Reflexiones

El secreto tiene su morada

Por Lucas Cortiana
domingo, 22 de septiembre de 2024 · 08:00

Ya no me parecen extraordinarias las cosas que cuentan los libros como tampoco quedo perplejo por el vuelo de un pájaro ni soy cauteloso con la inspiración de Dios. No hay mundo imposible ni sus entradas me son denegadas. En el poema «À qui la faute?», Víctor Hugo escribió que una biblioteca es un acto de fe. No hay que ver para creer, por eso el terror, la admiración y la muerte se acentúan en los instantes oscuros. Yo considero legales las argucias de los libros y no encuentro obstáculos en la materialización de las fantasías. El que crea ficciones ha salido torcido a la luz y no espera ser salvado porque ya han sido expuestos su amor y su violencia, y es incorregible. Cualquier cosa puede ser la respuesta o no significar nada. Quizás en esa ambigüedad se constituya lo excepcional. Tal vez eso sea el secreto. Creo en el secreto y al secreto le tengo temor.

Yo arranco las hojas imprescindibles de los libros sin más gratificación que continuar a tientas.

«El secreto, al igual que el mal, según Baudrillard, permea todas las cosas. El secreto al que aludo tiene su morada más allá de las palabras, pero un pasito apenas».

De pie frente a su biblioteca y con una expresión de madre orgullosa, hace casi un mes Elena Garritani me mostraba un paisaje de libros de todos los estilos, encaramados unos sobre otros o situados de izquierda a derecha, como puertas dispersas y desordenadas de un universo. En pocas horas me iría de viaje y con los ojos puestos en el punto fijo de una novela de Bolaños se me ocurrió decir que se la devolvería a mi regreso como eufemismo de no devolverla jamás, en vez de una excusa para pedirla prestado. Elena pareció darle un lento adiós al libro, mientras lo sacaba del anaquel irreversible.

Desde niño entendí que los libros me miraban como si fueran criaturas vivas y siempre supe cómo terminaría aquella atracción.

El conocimiento inmediato, las historias sagradas, las explicaciones del mundo que aplacaban la primera hambre de curiosidad y belleza...

En la humilde casa en que vivíamos mi madre y yo no teníamos biblioteca pero uno a uno ella fue llenando de libros una repisa de un mueble, luego el mueble, luego una habitación. Más tarde también la mesa de la televisión pasó a ser la mesa de los libros, y en algún momento, entre mis diez y doce años de hijo único, solo en la noche vacía, un hermano invisible me habló para siempre en la revelación de un cuento de Poe y nunca más hubo soledad.
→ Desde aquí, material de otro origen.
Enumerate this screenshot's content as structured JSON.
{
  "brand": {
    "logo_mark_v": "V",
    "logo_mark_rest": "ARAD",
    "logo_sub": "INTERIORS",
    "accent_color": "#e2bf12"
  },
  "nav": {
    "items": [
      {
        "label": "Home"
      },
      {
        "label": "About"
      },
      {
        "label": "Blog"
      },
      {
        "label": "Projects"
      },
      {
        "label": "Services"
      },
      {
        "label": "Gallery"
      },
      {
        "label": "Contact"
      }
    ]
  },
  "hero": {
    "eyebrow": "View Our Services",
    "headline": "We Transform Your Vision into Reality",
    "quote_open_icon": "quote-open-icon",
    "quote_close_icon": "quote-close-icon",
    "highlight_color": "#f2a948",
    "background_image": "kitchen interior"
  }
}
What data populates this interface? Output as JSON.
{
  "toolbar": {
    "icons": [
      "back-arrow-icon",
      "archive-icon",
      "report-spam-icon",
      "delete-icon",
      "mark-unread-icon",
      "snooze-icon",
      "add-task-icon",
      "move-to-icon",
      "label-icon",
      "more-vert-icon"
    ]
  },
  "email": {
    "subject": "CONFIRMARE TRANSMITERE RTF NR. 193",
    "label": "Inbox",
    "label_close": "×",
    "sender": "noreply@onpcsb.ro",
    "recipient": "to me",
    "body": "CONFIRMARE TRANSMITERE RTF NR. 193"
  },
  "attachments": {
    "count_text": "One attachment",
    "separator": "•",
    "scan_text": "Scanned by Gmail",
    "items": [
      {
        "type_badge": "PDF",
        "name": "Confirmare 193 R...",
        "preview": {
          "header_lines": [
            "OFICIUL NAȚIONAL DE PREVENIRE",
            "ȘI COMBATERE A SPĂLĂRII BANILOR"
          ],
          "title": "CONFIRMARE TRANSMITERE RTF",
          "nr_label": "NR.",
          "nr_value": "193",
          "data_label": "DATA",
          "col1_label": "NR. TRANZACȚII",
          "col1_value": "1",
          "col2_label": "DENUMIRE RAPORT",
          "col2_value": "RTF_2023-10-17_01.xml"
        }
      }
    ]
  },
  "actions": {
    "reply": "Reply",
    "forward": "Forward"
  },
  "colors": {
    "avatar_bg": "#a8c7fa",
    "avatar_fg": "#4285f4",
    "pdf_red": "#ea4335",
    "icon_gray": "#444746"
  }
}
Elena me había dado la novela de Bolaños para los tiempos muertos aeroportuarios, para la lectura en los cielos y los desayunos silenciosos pero aun reverberantes de música tras las peñas de Salta. Ambos nos habíamos entregado a la farsa de un plazo inviable. La novela era corta, pero un libro es algo que no se deja.

Cuando bajaba el sol en el hotel, me llevaba el libro a ese lado de la noche donde el secreto late y vibra. Me consagraba a la lectura como al mediodía me había entregado a los tamales y resolvía como podía la prosa de Bolaños y la digestión.  Así durante varias noches. Al día siguiente tomábamos la ruta hacia Humahuaca o Cachi. A veces alguien me preguntaba por el libro que llevaba conmigo, otras veces me preguntaban qué iba a comer o si había probado el charqui de llama. La sabiduría se transmitía vana y sencillamente como si fuera solo un asunto del comer y del vivir.

Mientras tanto, leía a Bolaños cruzando una quebrada o una nube. Arrancaba las páginas preciosas y pensaba eufemismos para la destrucción de un libro prestado. Elena me perdonaría. Cualquier cosa puede ser la respuesta o no significar nada. Aquí el libro que es, que era, allí un cerro de siete colores. No se puede estar de acuerdo con el secreto ni llevarle la contraria. El secreto tiene su morada más allá de las palabras, pero un pasito apenas. En la biblioteca que me construyó mi madre siempre había un secreto y yo lo amaba.